サンタクロースのおじさんは
メリークリスマス!皆さま楽しいクリスマスをお過ごしください!!(^^)!
12月に入ってから、街はクリスマスカラー一色に染まり、LEDだからと、ひと頃の節電ブームを忘れたかのように、華やかな電飾が彩っている。
その街で竹下瑠衣は大勢の人ごみに紛れながら、通りを歩いていた。
瑠衣は子どものころからクリスマスの時期が苦手であった。母親がいなかったせいもあるが、瑠衣は退屈な毎日であろうと、変化のない日々が毎日続いていくことが一番心が安らぐタイプの人間で、このクリスマスシーズンのあわただしさや落ち付かなさや、誰もが同じように、明るく楽しい我が家を持ち、愛し合う相手がいる、と設定された劇場のような雰囲気が苦手であった。瑠衣はごく普通の平凡な人生を望んでいたので、あえてそれに歯向かうということもできない。ただただ、じっと時の過ぎるのを待つ、というのが、毎年の瑠衣の過ごし方であった。
仕事帰りに、スーパーへ寄っても、いつものお惣菜はない。ほとんどがパーティー向けのオードブルに変わる。仕事で疲れるとあまり家事もしたくはないが、この季節は簡単にでも料理をしなくてはならなかった。
だが、そんな瑠衣にも一つだけクリスマスの楽しみがあった。毎年サンタクロースが来るのが楽しみなのだ。
「今年は何をくださるのかしら・・・。」
瑠衣は中学生になったころから、サンタクロースにクリスマスプレゼントのお願いはしないことにしていた。だから、何がもらえるのかは、その時までわからなかった。
瑠衣は今24歳の大人だったが、彼女は信じていた。サンタクロースの存在を。
瑠衣も成長の過程で、もしかしたら、サンタはいないのではないか、と思ったこともあったが、そのたびに、サンタの存在を示す出来事が繰り返し起こり続けたのであった。例えば、瑠衣が小学生のある年には庭にサンタのそりを止めた痕跡があり、トナカイの毛らしきものが落ちていた。
友達は「あなたのお父さんがやっているんじゃないの?」と言ったが、父はやってないと言い張った。その父もおととし亡くなった。母親は生まれてすぐに別れたきりだ。

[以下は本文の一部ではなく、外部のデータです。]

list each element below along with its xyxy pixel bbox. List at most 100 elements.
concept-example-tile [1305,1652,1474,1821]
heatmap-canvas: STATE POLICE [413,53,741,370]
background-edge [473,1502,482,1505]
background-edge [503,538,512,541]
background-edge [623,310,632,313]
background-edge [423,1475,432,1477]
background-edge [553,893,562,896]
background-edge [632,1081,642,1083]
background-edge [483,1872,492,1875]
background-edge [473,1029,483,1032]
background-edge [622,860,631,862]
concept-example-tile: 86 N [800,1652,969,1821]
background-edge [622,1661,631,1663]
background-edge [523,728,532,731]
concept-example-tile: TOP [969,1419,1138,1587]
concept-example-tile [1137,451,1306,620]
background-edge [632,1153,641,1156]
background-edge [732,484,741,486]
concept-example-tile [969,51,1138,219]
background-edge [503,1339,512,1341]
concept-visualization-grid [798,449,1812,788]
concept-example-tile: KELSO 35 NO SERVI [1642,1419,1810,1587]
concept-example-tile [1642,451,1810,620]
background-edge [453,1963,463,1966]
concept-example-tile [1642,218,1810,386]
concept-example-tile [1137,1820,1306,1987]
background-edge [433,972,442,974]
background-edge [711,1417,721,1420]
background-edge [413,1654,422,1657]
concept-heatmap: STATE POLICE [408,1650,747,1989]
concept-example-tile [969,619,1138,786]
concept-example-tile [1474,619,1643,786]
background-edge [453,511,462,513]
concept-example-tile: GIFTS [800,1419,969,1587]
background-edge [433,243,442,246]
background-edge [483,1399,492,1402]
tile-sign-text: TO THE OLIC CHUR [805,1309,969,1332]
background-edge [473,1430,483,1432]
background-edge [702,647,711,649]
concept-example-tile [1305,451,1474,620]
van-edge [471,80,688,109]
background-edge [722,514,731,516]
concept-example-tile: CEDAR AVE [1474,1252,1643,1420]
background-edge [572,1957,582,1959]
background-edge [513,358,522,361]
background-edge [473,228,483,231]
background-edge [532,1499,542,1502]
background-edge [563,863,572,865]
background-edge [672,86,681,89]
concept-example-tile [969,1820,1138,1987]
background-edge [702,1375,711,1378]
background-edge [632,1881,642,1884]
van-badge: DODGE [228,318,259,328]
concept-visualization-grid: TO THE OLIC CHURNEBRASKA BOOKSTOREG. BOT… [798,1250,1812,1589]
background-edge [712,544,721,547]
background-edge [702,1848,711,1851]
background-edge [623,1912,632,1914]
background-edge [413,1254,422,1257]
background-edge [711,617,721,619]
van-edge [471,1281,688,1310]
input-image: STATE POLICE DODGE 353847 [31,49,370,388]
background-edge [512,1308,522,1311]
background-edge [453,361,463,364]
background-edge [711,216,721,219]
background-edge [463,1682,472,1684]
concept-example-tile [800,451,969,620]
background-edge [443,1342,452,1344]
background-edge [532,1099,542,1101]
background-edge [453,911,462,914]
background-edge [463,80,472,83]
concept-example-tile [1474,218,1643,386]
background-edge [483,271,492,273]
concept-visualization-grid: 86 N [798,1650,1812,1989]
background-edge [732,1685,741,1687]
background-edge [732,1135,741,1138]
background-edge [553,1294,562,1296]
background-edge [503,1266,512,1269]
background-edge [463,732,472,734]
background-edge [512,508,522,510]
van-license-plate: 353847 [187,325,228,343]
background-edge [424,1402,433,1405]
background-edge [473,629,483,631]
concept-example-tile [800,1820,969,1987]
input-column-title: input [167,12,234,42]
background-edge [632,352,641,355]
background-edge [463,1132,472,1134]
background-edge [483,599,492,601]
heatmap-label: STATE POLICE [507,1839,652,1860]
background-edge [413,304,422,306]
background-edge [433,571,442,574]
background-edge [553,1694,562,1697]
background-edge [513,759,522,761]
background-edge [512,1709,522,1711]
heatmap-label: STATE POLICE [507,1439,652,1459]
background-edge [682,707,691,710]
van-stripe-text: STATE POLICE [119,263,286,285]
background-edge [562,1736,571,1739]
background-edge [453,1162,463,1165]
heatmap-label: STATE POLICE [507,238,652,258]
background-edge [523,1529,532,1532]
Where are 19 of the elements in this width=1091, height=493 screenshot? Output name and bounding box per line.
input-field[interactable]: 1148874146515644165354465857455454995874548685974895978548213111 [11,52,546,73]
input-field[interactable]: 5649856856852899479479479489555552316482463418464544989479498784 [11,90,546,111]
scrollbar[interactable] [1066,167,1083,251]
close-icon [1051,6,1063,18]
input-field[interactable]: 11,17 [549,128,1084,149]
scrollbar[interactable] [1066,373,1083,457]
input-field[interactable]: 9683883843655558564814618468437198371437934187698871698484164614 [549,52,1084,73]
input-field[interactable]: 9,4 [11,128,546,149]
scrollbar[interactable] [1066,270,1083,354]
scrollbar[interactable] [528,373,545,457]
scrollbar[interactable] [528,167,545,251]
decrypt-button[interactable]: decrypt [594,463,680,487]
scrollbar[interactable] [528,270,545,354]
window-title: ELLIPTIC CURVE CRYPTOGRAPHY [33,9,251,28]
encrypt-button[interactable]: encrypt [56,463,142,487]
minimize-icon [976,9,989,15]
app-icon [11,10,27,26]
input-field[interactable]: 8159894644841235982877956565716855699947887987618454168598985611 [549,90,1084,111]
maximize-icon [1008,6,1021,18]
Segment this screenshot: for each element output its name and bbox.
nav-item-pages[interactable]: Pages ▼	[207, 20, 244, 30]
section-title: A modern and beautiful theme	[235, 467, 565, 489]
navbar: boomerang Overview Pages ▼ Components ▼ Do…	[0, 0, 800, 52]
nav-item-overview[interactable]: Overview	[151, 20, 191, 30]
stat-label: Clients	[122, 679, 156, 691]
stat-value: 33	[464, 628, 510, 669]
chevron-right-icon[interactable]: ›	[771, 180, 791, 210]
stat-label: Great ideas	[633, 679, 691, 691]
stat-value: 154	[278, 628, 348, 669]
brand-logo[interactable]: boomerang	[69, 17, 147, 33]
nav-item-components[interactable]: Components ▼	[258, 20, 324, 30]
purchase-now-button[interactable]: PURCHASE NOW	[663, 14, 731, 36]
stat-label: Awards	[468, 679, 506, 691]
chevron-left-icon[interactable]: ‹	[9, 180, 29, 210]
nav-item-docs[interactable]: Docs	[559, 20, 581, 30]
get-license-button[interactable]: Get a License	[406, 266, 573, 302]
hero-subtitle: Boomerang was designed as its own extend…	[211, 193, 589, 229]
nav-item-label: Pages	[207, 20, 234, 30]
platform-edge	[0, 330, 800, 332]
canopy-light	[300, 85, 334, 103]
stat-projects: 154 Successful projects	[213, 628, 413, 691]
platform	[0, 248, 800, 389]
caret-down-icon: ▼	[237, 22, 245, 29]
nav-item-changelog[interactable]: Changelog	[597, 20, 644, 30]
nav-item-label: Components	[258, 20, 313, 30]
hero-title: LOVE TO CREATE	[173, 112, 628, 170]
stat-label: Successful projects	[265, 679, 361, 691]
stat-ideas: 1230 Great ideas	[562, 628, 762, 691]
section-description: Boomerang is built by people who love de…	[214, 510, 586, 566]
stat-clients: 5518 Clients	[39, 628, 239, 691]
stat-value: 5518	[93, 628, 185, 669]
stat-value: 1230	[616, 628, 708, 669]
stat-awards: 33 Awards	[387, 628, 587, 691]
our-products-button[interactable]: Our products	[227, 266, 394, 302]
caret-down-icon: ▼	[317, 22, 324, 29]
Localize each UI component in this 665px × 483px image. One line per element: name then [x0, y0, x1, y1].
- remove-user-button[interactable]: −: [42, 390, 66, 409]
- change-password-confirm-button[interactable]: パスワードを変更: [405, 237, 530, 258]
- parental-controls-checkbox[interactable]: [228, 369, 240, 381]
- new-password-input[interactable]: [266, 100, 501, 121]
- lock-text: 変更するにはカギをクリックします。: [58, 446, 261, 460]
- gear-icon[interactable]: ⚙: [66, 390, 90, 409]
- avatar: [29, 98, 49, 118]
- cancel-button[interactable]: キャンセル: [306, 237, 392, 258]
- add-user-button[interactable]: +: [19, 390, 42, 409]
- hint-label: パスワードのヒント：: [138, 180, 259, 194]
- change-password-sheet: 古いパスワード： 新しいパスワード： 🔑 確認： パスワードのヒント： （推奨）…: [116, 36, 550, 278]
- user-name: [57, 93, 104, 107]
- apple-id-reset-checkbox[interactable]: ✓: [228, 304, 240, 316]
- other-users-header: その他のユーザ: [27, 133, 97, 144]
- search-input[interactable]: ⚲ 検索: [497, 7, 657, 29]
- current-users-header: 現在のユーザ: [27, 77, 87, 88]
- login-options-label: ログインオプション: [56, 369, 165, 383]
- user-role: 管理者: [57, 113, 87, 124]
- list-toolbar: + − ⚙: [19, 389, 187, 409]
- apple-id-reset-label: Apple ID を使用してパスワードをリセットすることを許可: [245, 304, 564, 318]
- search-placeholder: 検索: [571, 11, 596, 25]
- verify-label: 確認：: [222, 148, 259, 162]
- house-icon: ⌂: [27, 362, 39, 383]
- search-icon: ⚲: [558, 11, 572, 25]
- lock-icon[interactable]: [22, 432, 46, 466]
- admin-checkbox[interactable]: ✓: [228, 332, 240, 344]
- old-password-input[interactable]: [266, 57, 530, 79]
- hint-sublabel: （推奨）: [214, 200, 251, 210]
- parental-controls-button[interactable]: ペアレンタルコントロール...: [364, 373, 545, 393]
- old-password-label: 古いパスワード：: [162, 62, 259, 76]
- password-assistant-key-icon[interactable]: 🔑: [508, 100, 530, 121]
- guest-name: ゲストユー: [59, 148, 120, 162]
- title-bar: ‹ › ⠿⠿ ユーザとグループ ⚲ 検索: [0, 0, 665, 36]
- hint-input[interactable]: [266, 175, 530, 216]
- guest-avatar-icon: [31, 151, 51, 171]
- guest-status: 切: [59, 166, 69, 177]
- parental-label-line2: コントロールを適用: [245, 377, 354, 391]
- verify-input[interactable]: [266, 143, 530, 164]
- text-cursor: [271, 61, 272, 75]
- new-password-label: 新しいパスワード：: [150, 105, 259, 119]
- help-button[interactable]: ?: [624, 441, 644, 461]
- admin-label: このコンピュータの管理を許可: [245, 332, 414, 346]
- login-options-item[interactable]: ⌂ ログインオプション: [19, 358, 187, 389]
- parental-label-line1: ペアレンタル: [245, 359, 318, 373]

けれど、去年のクリスマスの朝、目覚めると、いつものように、プレゼントとメッセージが枕元に届いていた。間違いない。いるんだ。サンタのおじさんは。そう信じた瑠衣は、それからメッセージにあった通りのことをしてきた。
まず仕事を辞め、メッセージカードに書いてあった会社に転職した。もともと向いてないと思っていた仕事なので、未練はなかった、そしてほどんどが、父からの遺産だった全財産を指定された口座に振り込んだ。元々自分で稼いだものではないので、未練はなかった。それから、いろいろな場所へ行き、いろいろな人からいろいろなものを受け取り、いろいろな人に会って渡したり送ったりした。ときどき、携帯にメッセージが来た、「いつも見てるよ。いいこにしているね。」と。いい子にしていれば、きっと次のクリスマスもプレゼントがもらえる、いい子にしていれば・・・。
その時、瑠衣は後ろから肩をたたかれた。瑠衣の後ろには二人の男性がいて、ポケットから何かを出し、瑠衣にそれを示しながら言った。
「・・・・だ。少し話を聞かせてもらえるかな。」
瑠衣は、良く聞き取れなかったが、今年も寂しいクリスマスを送らなくても済みそうな気がした。